Через неделю я наполнился русским языком, вжился, врос в украденную шинель и почувствовал любовь к Пушкину. У Лукоморья дуб зеленый, да?
— Зеленый, — хрипло подтвердил Юсуф.
У входа в пещерку стоял чайханщик, укоризненно глядя на Доктора.
— Дальше… Я тайно пересек Польшу, русская шинель и язык спасали. А в Германии во мне заподозрили дезертира — русским быть, как оказалось, не всегда удобно. И я расстался с маскарадом и стал просто Никто. Беженец, фрагмент разбомбленного пейзажа. Таким глубоким Никто, что меня пару раз даже приняли за еврея. Пейте чай.

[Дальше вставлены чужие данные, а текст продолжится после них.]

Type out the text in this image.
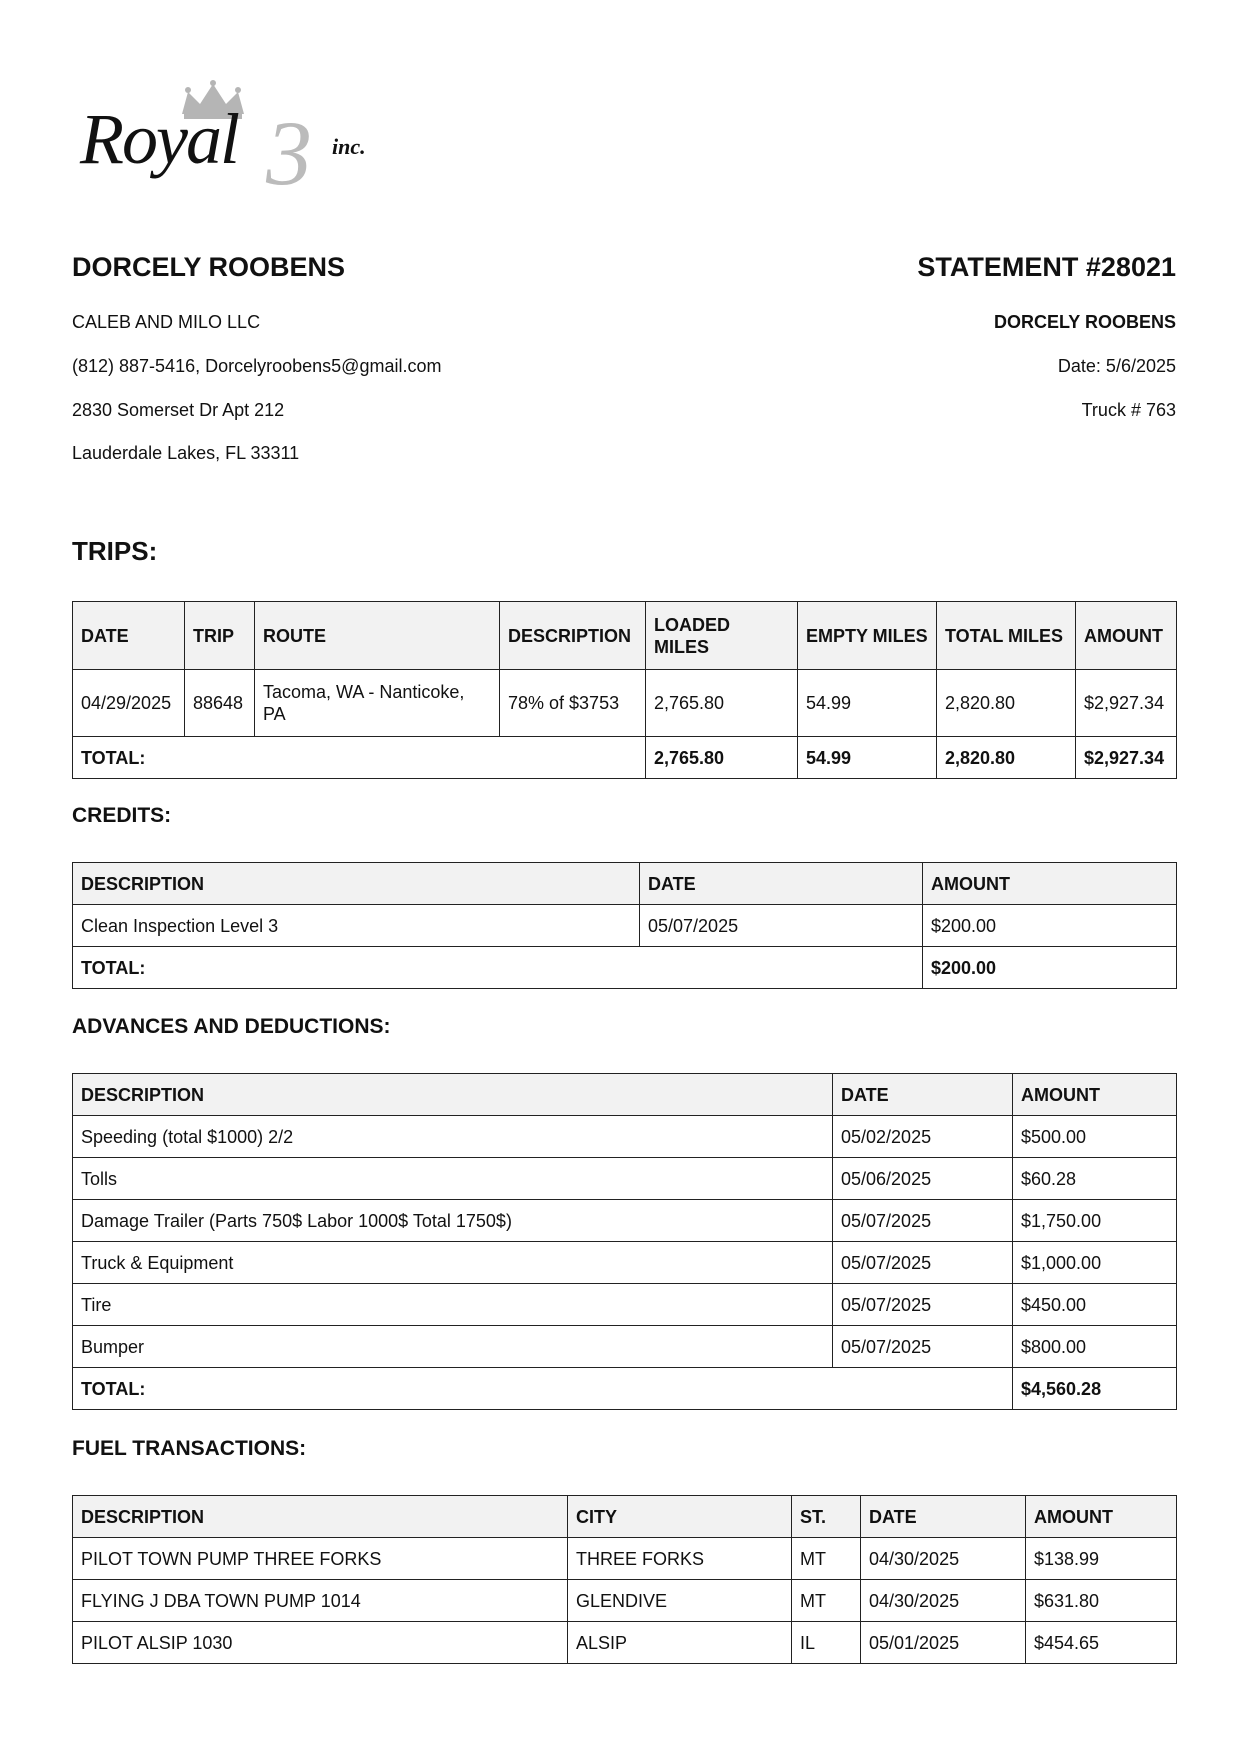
3
Royal	inc.
DORCELY ROOBENS	STATEMENT #28021
CALEB AND MILO LLC
(812) 887-5416, Dorcelyroobens5@gmail.com
2830 Somerset Dr Apt 212
Lauderdale Lakes, FL 33311
DORCELY ROOBENS
Date: 5/6/2025
Truck # 763
TRIPS:
DATE	TRIP	ROUTE	DESCRIPTION	LOADED MILES	EMPTY MILES	TOTAL MILES	AMOUNT
04/29/2025	88648	Tacoma, WA - Nanticoke, PA	78% of $3753	2,765.80	54.99	2,820.80	$2,927.34
TOTAL:				2,765.80	54.99	2,820.80	$2,927.34
CREDITS:
DESCRIPTION	DATE	AMOUNT
Clean Inspection Level 3	05/07/2025	$200.00
TOTAL:		$200.00
ADVANCES AND DEDUCTIONS:
DESCRIPTION	DATE	AMOUNT
Speeding (total $1000) 2/2	05/02/2025	$500.00
Tolls	05/06/2025	$60.28
Damage Trailer (Parts 750$ Labor 1000$ Total 1750$)	05/07/2025	$1,750.00
Truck & Equipment	05/07/2025	$1,000.00
Tire	05/07/2025	$450.00
Bumper	05/07/2025	$800.00
TOTAL:		$4,560.28
FUEL TRANSACTIONS:
DESCRIPTION	CITY	ST.	DATE	AMOUNT
PILOT TOWN PUMP THREE FORKS	THREE FORKS	MT	04/30/2025	$138.99
FLYING J DBA TOWN PUMP 1014	GLENDIVE	MT	04/30/2025	$631.80
PILOT ALSIP 1030	ALSIP	IL	05/01/2025	$454.65
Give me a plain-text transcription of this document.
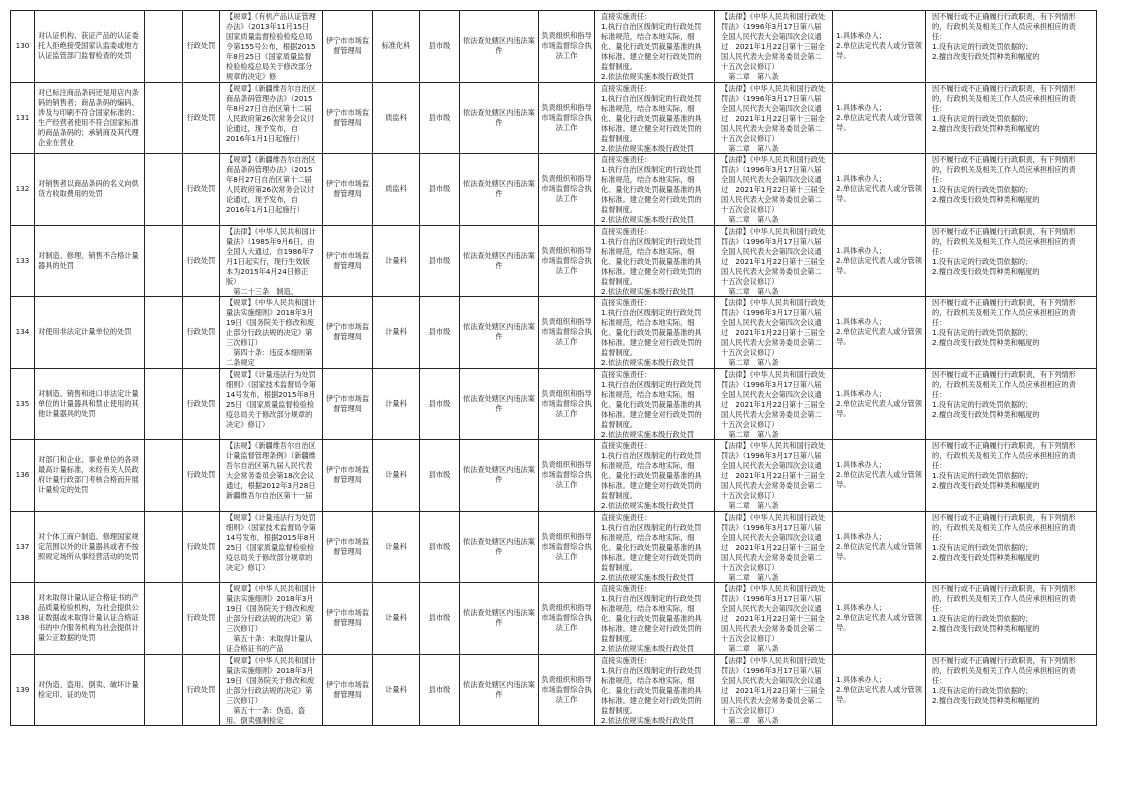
130	对认证机构、获证产品的认证委托人拒绝接受国家认监委或地方认证监管部门监督检查的处罚		行政处罚	【规章】《有机产品认证管理办法》（2013年11月15日国家质量监督检验检疫总局令第155号公布，根据2015年8月25日《国家质量监督检验检疫总局关于修改部分规章的决定》修	伊宁市市场监督管理局	标准化科	县市级	依法查处辖区内违法案件	负责组织和指导市场监督综合执法工作	直接实施责任：
1.执行自治区级制定的行政处罚标准规范，结合本地实际，细化、量化行政处罚裁量基准的具体标准。建立健全对行政处罚的监督制度。
2.依法依规实施本级行政处罚	【法律】《中华人民共和国行政处罚法》（1996年3月17日第八届全国人民代表大会第四次会议通过　2021年1月22日第十三届全国人民代表大会常务委员会第二十五次会议修订）
　第二章　第八条	1.具体承办人；
2.单位法定代表人或分管领导。	因不履行或不正确履行行政职责，有下列情形的，行政机关及相关工作人员应承担相应的责任：
1.没有法定的行政处罚依据的；
2.擅自改变行政处罚种类和幅度的

131	对已标注商品条码还是用店内条码的销售者；商品条码的编码、涉及与印刷不符合国家标准的；生产经营者使用不符合国家标准的商品条码的；承销商及其代理企业在营业		行政处罚	【规章】《新疆维吾尔自治区商品条码管理办法》（2015年8月27日自治区第十二届人民政府第26次常务会议讨论通过，现予发布，自2016年1月1日起施行）	伊宁市市场监督管理局	质监科	县市级	依法查处辖区内违法案件	负责组织和指导市场监督综合执法工作	直接实施责任：
1.执行自治区级制定的行政处罚标准规范，结合本地实际，细化、量化行政处罚裁量基准的具体标准。建立健全对行政处罚的监督制度。
2.依法依规实施本级行政处罚	【法律】《中华人民共和国行政处罚法》（1996年3月17日第八届全国人民代表大会第四次会议通过　2021年1月22日第十三届全国人民代表大会常务委员会第二十五次会议修订）
　第二章　第八条	1.具体承办人；
2.单位法定代表人或分管领导。	因不履行或不正确履行行政职责，有下列情形的，行政机关及相关工作人员应承担相应的责任：
1.没有法定的行政处罚依据的；
2.擅自改变行政处罚种类和幅度的

132	对销售者以商品条码的名义向供货方收取费用的处罚		行政处罚	【规章】《新疆维吾尔自治区商品条码管理办法》（2015年8月27日自治区第十二届人民政府第26次常务会议讨论通过，现予发布，自2016年1月1日起施行）	伊宁市市场监督管理局	质监科	县市级	依法查处辖区内违法案件	负责组织和指导市场监督综合执法工作	直接实施责任：
1.执行自治区级制定的行政处罚标准规范，结合本地实际，细化、量化行政处罚裁量基准的具体标准。建立健全对行政处罚的监督制度。
2.依法依规实施本级行政处罚	【法律】《中华人民共和国行政处罚法》（1996年3月17日第八届全国人民代表大会第四次会议通过　2021年1月22日第十三届全国人民代表大会常务委员会第二十五次会议修订）
　第二章　第八条	1.具体承办人；
2.单位法定代表人或分管领导。	因不履行或不正确履行行政职责，有下列情形的，行政机关及相关工作人员应承担相应的责任：
1.没有法定的行政处罚依据的；
2.擅自改变行政处罚种类和幅度的

133	对制造、修理、销售不合格计量器具的处罚		行政处罚	【法律】《中华人民共和国计量法》（1985年9月6日，由全国人大通过，自1986年7月1日起实行，现行生效版本为2015年4月24日修正版）
　第二十三条　制造、	伊宁市市场监督管理局	计量科	县市级	依法查处辖区内违法案件	负责组织和指导市场监督综合执法工作	直接实施责任：
1.执行自治区级制定的行政处罚标准规范，结合本地实际，细化、量化行政处罚裁量基准的具体标准。建立健全对行政处罚的监督制度。
2.依法依规实施本级行政处罚	【法律】《中华人民共和国行政处罚法》（1996年3月17日第八届全国人民代表大会第四次会议通过　2021年1月22日第十三届全国人民代表大会常务委员会第二十五次会议修订）
　第二章　第八条	1.具体承办人；
2.单位法定代表人或分管领导。	因不履行或不正确履行行政职责，有下列情形的，行政机关及相关工作人员应承担相应的责任：
1.没有法定的行政处罚依据的；
2.擅自改变行政处罚种类和幅度的

134	对使用非法定计量单位的处罚		行政处罚	【规章】《中华人民共和国计量法实施细则》2018年3月19日《国务院关于修改和废止部分行政法规的决定》第三次修订）
　第四十条：违反本细则第二条规定	伊宁市市场监督管理局	计量科	县市级	依法查处辖区内违法案件	负责组织和指导市场监督综合执法工作	直接实施责任：
1.执行自治区级制定的行政处罚标准规范，结合本地实际，细化、量化行政处罚裁量基准的具体标准。建立健全对行政处罚的监督制度。
2.依法依规实施本级行政处罚	【法律】《中华人民共和国行政处罚法》（1996年3月17日第八届全国人民代表大会第四次会议通过　2021年1月22日第十三届全国人民代表大会常务委员会第二十五次会议修订）
　第二章　第八条	1.具体承办人；
2.单位法定代表人或分管领导。	因不履行或不正确履行行政职责，有下列情形的，行政机关及相关工作人员应承担相应的责任：
1.没有法定的行政处罚依据的；
2.擅自改变行政处罚种类和幅度的

135	对制造、销售和进口非法定计量单位的计量器具和禁止使用的其他计量器具的处罚		行政处罚	【规章】《计量违法行为处罚细则》（国家技术监督局令第14号发布，根据2015年8月25日《国家质量监督检验检疫总局关于修改部分规章的决定》修订）	伊宁市市场监督管理局	计量科	县市级	依法查处辖区内违法案件	负责组织和指导市场监督综合执法工作	直接实施责任：
1.执行自治区级制定的行政处罚标准规范，结合本地实际，细化、量化行政处罚裁量基准的具体标准。建立健全对行政处罚的监督制度。
2.依法依规实施本级行政处罚	【法律】《中华人民共和国行政处罚法》（1996年3月17日第八届全国人民代表大会第四次会议通过　2021年1月22日第十三届全国人民代表大会常务委员会第二十五次会议修订）
　第二章　第八条	1.具体承办人；
2.单位法定代表人或分管领导。	因不履行或不正确履行行政职责，有下列情形的，行政机关及相关工作人员应承担相应的责任：
1.没有法定的行政处罚依据的；
2.擅自改变行政处罚种类和幅度的

136	对部门和企业、事业单位的各项最高计量标准，未经有关人民政府计量行政部门考核合格而开展计量检定的处罚		行政处罚	【法规】《新疆维吾尔自治区计量监督管理条例》（新疆维吾尔自治区第九届人民代表大会常务委员会第18次会议通过，根据2012年3月28日新疆维吾尔自治区第十一届	伊宁市市场监督管理局	计量科	县市级	依法查处辖区内违法案件	负责组织和指导市场监督综合执法工作	直接实施责任：
1.执行自治区级制定的行政处罚标准规范，结合本地实际，细化、量化行政处罚裁量基准的具体标准。建立健全对行政处罚的监督制度。
2.依法依规实施本级行政处罚	【法律】《中华人民共和国行政处罚法》（1996年3月17日第八届全国人民代表大会第四次会议通过　2021年1月22日第十三届全国人民代表大会常务委员会第二十五次会议修订）
　第二章　第八条	1.具体承办人；
2.单位法定代表人或分管领导。	因不履行或不正确履行行政职责，有下列情形的，行政机关及相关工作人员应承担相应的责任：
1.没有法定的行政处罚依据的；
2.擅自改变行政处罚种类和幅度的

137	对个体工商户制造、修理国家规定范围以外的计量器具或者不按照规定场所从事经营活动的处罚		行政处罚	【规章】《计量违法行为处罚细则》（国家技术监督局令第14号发布，根据2015年8月25日《国家质量监督检验检疫总局关于修改部分规章的决定》修订）	伊宁市市场监督管理局	计量科	县市级	依法查处辖区内违法案件	负责组织和指导市场监督综合执法工作	直接实施责任：
1.执行自治区级制定的行政处罚标准规范，结合本地实际，细化、量化行政处罚裁量基准的具体标准。建立健全对行政处罚的监督制度。
2.依法依规实施本级行政处罚	【法律】《中华人民共和国行政处罚法》（1996年3月17日第八届全国人民代表大会第四次会议通过　2021年1月22日第十三届全国人民代表大会常务委员会第二十五次会议修订）
　第二章　第八条	1.具体承办人；
2.单位法定代表人或分管领导。	因不履行或不正确履行行政职责，有下列情形的，行政机关及相关工作人员应承担相应的责任：
1.没有法定的行政处罚依据的；
2.擅自改变行政处罚种类和幅度的

138	对未取得计量认证合格证书的产品质量检验机构，为社会提供公证数据或未取得计量认证合格证书的中介服务机构为社会提供计量公正数据的处罚		行政处罚	【规章】《中华人民共和国计量法实施细则》2018年3月19日《国务院关于修改和废止部分行政法规的决定》第三次修订）
　第五十条：未取得计量认证合格证书的产品	伊宁市市场监督管理局	计量科	县市级	依法查处辖区内违法案件	负责组织和指导市场监督综合执法工作	直接实施责任：
1.执行自治区级制定的行政处罚标准规范，结合本地实际，细化、量化行政处罚裁量基准的具体标准。建立健全对行政处罚的监督制度。
2.依法依规实施本级行政处罚	【法律】《中华人民共和国行政处罚法》（1996年3月17日第八届全国人民代表大会第四次会议通过　2021年1月22日第十三届全国人民代表大会常务委员会第二十五次会议修订）
　第二章　第八条	1.具体承办人；
2.单位法定代表人或分管领导。	因不履行或不正确履行行政职责，有下列情形的，行政机关及相关工作人员应承担相应的责任：
1.没有法定的行政处罚依据的；
2.擅自改变行政处罚种类和幅度的

139	对伪造、盗用、倒卖、破坏计量检定印、证的处罚		行政处罚	【规章】《中华人民共和国计量法实施细则》2018年3月19日《国务院关于修改和废止部分行政法规的决定》第三次修订）
　第五十一条：伪造、盗用、倒卖强制检定	伊宁市市场监督管理局	计量科	县市级	依法查处辖区内违法案件	负责组织和指导市场监督综合执法工作	直接实施责任：
1.执行自治区级制定的行政处罚标准规范，结合本地实际，细化、量化行政处罚裁量基准的具体标准。建立健全对行政处罚的监督制度。
2.依法依规实施本级行政处罚	【法律】《中华人民共和国行政处罚法》（1996年3月17日第八届全国人民代表大会第四次会议通过　2021年1月22日第十三届全国人民代表大会常务委员会第二十五次会议修订）
　第二章　第八条	1.具体承办人；
2.单位法定代表人或分管领导。	因不履行或不正确履行行政职责，有下列情形的，行政机关及相关工作人员应承担相应的责任：
1.没有法定的行政处罚依据的；
2.擅自改变行政处罚种类和幅度的
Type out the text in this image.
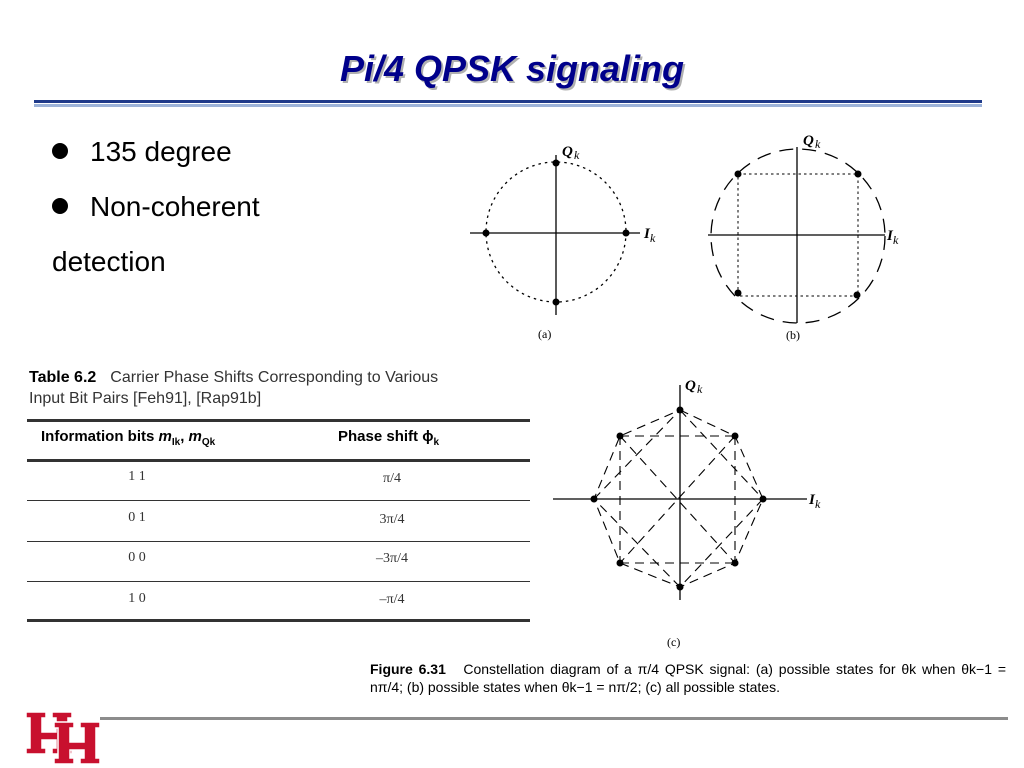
Pi/4 QPSK signaling
135 degree
Non-coherent
detection
Q k
I k
(a)
Q k
I k
(b)
Table 6.2 Carrier Phase Shifts Corresponding to Various
Input Bit Pairs [Feh91], [Rap91b]
Information bits $m_{Ik}$, $m_{Qk}$	Phase shift $\phi_k$
1 1	π/4
0 1	3π/4
0 0	–3π/4
1 0	–π/4
Q k
I k
(c)
Figure 6.31 Constellation diagram of a π/4 QPSK signal: (a) possible states for θk when θk−1 = nπ/4; (b) possible states when θk−1 = nπ/2; (c) all possible states.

…Я обыскал Прагу — моей любимой там не было. Город прекрасно сохранился; барокко вообще до отвращения живучий стиль, ничем не проймешь. Но ее нигде не было — общие знакомые, а их уцелело меньше, чем зданий, только пожимали худыми плечами. Ее отца отправили в сорок четвертом в лагерь — кстати, в том же лагере погиб Хаим Брайзахер, дедушка нашего Артура.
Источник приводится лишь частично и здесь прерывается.